Here Brassfield scowled. “Yeah. These are the ones that got good claims and easygoin’ natures. A couple are stupid as mules, and one—Latham Hastings—is about a half bubble off bead. But the cussed fools won’t give way.”

“Well, a man has to bend with the breeze or he breaks,” Powell said. “Looks like a certain amount of bloodletting is required to persuade these stubborn sourdoughs to sell out and pull up stakes. I will flush them out of here if we have to kill every cannibal on the Congo. But we won’t go the whole hog just yet—we’ll fly the vigilante flag. There’s no organized police in the territories, which lends some legal authority to regulators.”

“I thought you said we should make the killings look like Indians done it,” Brassfield said.

“It may come to that, Billy. But right now there’s a cavalry patrol in the area flushing Arapahos out of the backwaters of the Arkansas. We don’t need them sticking their nose into the pie.”

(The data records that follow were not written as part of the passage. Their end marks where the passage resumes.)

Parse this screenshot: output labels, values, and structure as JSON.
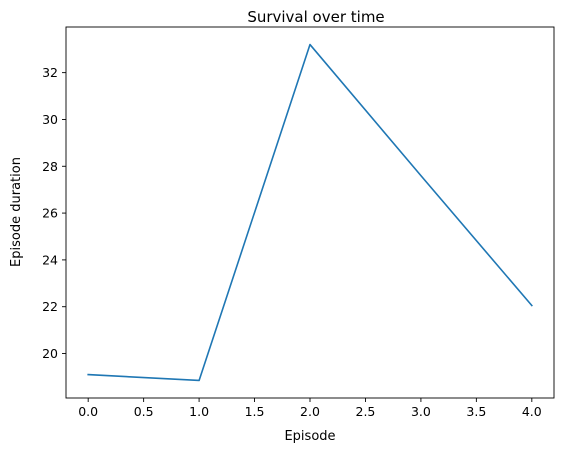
{
  "chart_data": {
    "type": "line",
    "title": "Survival over time",
    "xlabel": "Episode",
    "ylabel": "Episode duration",
    "x": [
      0,
      1,
      2,
      3,
      4
    ],
    "series": [
      {
        "values": [
          19.1,
          18.85,
          33.2,
          27.6,
          22.05
        ],
        "color": "#1f77b4"
      }
    ],
    "xlim": [
      -0.2,
      4.2
    ],
    "ylim": [
      18.1,
      33.95
    ],
    "xticks": [
      0.0,
      0.5,
      1.0,
      1.5,
      2.0,
      2.5,
      3.0,
      3.5,
      4.0
    ],
    "xtick_labels": [
      "0.0",
      "0.5",
      "1.0",
      "1.5",
      "2.0",
      "2.5",
      "3.0",
      "3.5",
      "4.0"
    ],
    "yticks": [
      20,
      22,
      24,
      26,
      28,
      30,
      32
    ],
    "ytick_labels": [
      "20",
      "22",
      "24",
      "26",
      "28",
      "30",
      "32"
    ],
    "grid": false,
    "legend": false
  }
}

“There’s another fly in the ointment, Mr. Powell,” Latimer said. “A buzzing, busybody fly that goes by the handle of Otis Scully.”

Powell had been balanced on the back legs of his canvas camp chair. Upon hearing the name, he brought the chair thumping back to the ground. “Scully? You mean that white-livered troublemaker is here in Buckskin Joe?”

“Bold as a big man’s ass. And he’s talkin’ chummy with Fargo.”

Powell was silent for a few moments, brooding. Then he looked at each man in turn in the blue-black twilight.

“Boys, that pin-dick has hounded me since the strike of ’forty-nine. He’s a goddamn agitator. Works behind the scenes to gum up the works for his betters. If he’s talking to Fargo, it portends ill for all of us. Quick as you can, trump up a charge on him and then snuff his wick.”